Da roça à mesa: PAA conecta agricultura familiar ao combate à fome em Campinas

Programa de Aquisição de Alimentos promove o desenvolvimento territorial ao integrar a produção do campo, a geração de renda e o abastecimento de instituições sociais 

Por Helena Rocha e Henrique Ferro

Antes de chegar ao prato de uma pessoa em situação de vulnerabilidade, o alimento percorre um caminho que começa longe das cozinhas sociais. Começa na terra, no trabalho diário de agricultores familiares que plantam, colhem e entregam parte da produção com um destino já definido: alimentar quem mais precisa.

Em Campinas, frutas, legumes, verduras e hortaliças cultivados por pequenos produtores chegam a abrigos, casas de acolhimento, cozinhas solidárias e instituições sociais por meio do Programa de Aquisição de Alimentos, o PAA. A iniciativa cria uma ponte entre quem produz e quem precisa se alimentar, aproximando a agricultura familiar das políticas públicas de combate à fome.

O PAA é uma política pública federal executada no município pela Secretaria Municipal de Desenvolvimento e Assistência Social, com o Banco Municipal de Alimentos como estrutura operacional central. Por meio do programa, a prefeitura compra alimentos diretamente de agricultores familiares e distribui os produtos a instituições sociais. Na prática, os alimentos saem da produção familiar, passam pelo Banco Municipal de Alimentos e chegam a entidades que atendem pessoas em situação de rua, idosos, crianças e famílias em insegurança alimentar.

Em 2025, o PAA movimentou R$ 579 mil em Campinas, beneficiou 52 agricultores familiares fornecedores, distribuiu 58 toneladas de alimentos e atendeu 42 instituições da rede socioassistencial. Os números ajudam a dimensionar o alcance do programa, mas não explicam sozinhos o que ele representa.

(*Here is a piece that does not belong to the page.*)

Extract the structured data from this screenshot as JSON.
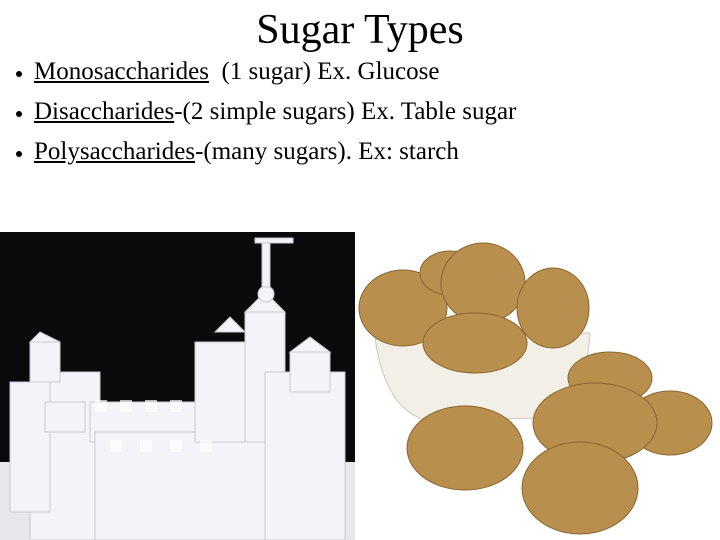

Programa de Aquisição de Alimentos contribui para segurança alimentar, desenvolvimento territorial e geração de renda no campo (Foto: Henrique Ferro)

Entre a roça e a mesa, o PAA cria uma rede que envolve segurança alimentar, renda, permanência no campo, circulação de recursos e desenvolvimento territorial. A lógica é simples, mas o impacto é amplo. De um lado, o programa garante alimentos frescos para quem mais precisa. De outro, cria um canal de venda para agricultores familiares, que muitas vezes enfrentam dificuldade para comercializar a produção ou ficam expostos às oscilações do mercado.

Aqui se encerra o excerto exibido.